Робер любил эту песню. Он находил ее трогательной и немного меланхолической. Сама мелодия нравилась ему больше, чем слова, но тогда она не ассоциировалась у него с прошлым, с воспоминаниями об отце, это пришло позднее.
Романс о розах из Пикардии был единственной слабостью капитана, — опустив голову, он слушал. Бесконечно грустная, светлая улыбка озаряла его прекрасное правильное лицо с благородной линией полного подбородка, профилем, напоминавшим лицо римского проконсула — короткая стрижка еще более усиливала это сходство.
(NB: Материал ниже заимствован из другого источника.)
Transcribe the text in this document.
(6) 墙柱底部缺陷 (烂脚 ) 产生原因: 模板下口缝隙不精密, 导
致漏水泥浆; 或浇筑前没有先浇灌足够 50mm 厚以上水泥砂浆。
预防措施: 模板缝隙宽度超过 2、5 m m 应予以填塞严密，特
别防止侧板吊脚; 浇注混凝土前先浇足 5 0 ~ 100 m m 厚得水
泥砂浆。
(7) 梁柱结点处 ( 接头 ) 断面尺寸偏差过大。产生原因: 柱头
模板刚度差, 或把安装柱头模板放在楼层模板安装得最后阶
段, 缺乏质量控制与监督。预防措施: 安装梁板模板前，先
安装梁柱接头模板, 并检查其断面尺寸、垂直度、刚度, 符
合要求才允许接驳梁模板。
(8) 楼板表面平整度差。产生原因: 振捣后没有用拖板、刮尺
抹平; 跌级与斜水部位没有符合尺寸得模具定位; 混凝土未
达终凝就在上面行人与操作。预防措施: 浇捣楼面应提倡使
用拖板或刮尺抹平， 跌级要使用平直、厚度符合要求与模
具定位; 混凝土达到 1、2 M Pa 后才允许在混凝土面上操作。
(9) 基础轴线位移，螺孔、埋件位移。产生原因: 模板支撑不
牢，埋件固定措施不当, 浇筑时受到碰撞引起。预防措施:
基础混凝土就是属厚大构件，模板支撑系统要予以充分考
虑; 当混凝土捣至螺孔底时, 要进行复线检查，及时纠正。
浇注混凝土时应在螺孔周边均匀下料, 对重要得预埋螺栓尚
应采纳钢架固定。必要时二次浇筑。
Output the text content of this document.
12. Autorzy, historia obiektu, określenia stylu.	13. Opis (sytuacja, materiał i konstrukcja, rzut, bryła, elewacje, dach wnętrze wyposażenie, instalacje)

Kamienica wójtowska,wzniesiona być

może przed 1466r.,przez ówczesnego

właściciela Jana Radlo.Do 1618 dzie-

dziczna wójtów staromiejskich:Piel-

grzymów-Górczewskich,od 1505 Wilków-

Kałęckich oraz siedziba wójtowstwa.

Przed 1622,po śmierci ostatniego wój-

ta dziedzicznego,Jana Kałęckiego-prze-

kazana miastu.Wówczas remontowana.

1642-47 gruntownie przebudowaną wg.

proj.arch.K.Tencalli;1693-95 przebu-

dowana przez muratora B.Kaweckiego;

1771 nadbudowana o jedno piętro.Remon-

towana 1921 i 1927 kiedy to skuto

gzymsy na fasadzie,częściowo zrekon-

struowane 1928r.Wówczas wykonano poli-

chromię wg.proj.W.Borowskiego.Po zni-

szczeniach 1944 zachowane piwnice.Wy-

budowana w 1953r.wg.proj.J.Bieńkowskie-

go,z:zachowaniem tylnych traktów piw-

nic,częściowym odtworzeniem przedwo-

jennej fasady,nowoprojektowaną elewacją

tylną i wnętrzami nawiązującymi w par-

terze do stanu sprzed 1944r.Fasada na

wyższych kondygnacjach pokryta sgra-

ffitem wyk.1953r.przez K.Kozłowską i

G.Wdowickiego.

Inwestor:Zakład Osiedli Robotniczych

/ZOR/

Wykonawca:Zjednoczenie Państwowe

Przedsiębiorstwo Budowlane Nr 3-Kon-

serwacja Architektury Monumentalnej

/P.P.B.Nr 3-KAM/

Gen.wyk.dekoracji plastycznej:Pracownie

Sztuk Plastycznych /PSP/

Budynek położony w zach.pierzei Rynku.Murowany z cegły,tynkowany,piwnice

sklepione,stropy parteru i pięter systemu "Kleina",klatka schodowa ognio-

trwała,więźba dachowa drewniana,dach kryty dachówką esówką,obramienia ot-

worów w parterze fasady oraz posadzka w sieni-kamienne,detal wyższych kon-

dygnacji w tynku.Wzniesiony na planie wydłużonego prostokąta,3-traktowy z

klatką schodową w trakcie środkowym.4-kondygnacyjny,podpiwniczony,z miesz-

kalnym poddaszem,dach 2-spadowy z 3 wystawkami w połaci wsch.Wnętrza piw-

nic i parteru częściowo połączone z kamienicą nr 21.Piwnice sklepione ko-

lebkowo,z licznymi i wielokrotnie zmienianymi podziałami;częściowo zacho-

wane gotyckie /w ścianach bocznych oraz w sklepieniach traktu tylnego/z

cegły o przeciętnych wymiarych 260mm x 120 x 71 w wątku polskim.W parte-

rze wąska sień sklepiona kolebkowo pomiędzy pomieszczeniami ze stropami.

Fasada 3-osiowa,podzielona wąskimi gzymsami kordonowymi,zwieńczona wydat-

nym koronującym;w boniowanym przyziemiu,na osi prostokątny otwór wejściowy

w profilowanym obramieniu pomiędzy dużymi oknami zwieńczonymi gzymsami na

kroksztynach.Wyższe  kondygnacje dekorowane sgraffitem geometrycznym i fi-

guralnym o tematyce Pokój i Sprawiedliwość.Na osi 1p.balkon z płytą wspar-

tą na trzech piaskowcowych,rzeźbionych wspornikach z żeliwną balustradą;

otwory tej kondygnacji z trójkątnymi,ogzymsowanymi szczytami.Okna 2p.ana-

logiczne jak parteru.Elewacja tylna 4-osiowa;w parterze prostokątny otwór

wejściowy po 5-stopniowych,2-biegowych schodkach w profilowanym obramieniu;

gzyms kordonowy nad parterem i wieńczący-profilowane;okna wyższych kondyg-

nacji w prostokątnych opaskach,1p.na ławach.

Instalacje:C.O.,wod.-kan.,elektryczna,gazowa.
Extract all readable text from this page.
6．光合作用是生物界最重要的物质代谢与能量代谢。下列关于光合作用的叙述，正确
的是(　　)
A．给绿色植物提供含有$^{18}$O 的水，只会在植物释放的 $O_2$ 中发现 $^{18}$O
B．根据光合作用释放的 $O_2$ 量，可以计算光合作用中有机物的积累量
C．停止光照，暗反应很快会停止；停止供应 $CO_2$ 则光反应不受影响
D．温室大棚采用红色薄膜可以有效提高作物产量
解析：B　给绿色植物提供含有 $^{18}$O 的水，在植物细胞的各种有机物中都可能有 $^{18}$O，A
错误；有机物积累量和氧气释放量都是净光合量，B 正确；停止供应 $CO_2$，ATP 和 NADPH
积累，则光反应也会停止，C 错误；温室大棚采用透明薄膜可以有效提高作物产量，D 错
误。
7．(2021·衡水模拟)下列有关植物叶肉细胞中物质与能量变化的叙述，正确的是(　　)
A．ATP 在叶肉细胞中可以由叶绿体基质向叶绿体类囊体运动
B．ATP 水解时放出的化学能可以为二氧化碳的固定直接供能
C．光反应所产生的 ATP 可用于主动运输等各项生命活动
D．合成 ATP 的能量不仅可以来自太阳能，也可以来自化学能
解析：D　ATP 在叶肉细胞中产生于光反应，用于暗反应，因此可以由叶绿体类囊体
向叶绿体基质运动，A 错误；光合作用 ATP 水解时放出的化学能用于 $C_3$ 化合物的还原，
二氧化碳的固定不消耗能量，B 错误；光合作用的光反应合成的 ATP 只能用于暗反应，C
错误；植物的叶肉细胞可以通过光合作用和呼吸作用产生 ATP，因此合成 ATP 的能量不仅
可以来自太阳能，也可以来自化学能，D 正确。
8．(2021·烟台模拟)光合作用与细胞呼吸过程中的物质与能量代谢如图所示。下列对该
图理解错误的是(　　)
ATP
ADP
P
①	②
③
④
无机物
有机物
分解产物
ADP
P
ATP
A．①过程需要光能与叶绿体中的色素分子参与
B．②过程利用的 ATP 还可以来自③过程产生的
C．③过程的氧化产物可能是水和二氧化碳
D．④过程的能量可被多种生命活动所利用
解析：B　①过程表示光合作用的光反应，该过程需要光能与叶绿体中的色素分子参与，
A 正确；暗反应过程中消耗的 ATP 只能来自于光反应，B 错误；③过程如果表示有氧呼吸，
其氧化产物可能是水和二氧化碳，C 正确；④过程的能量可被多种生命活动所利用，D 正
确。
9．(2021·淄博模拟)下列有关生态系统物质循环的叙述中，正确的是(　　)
Бло де Рени первым заметил, что все притихли, чтобы не мешать ему предаваться воспоминаниям. Он стряхнул с себя оцепенение и сказал:
— Когда-нибудь я, возможно, объясню вам, почему мне так дорога эта мелодия.
Ван Вельде, безбожно фальшивя, замурлыкал припев. Ему, видимо, хотелось сделать приятное своему командиру и показать, что, мол, и он, простой солдат, тоже кое-что смыслит в музыке.
— «Когда распускаются розы»… Я эту пешню всю вам могу шпеть, от корки до корки!
— Покорно благодарю, — сказал Бло де Рени, — но только если хотите петь, пойте правильно. Или вовсе не пойте.
Ван Вельде смущенно умолк, но продолжал по инерции размахивать своими лапищами.
— Ван Вельде, а вы мне так и не сказали, какой подарок вы хотели бы получить к рождеству.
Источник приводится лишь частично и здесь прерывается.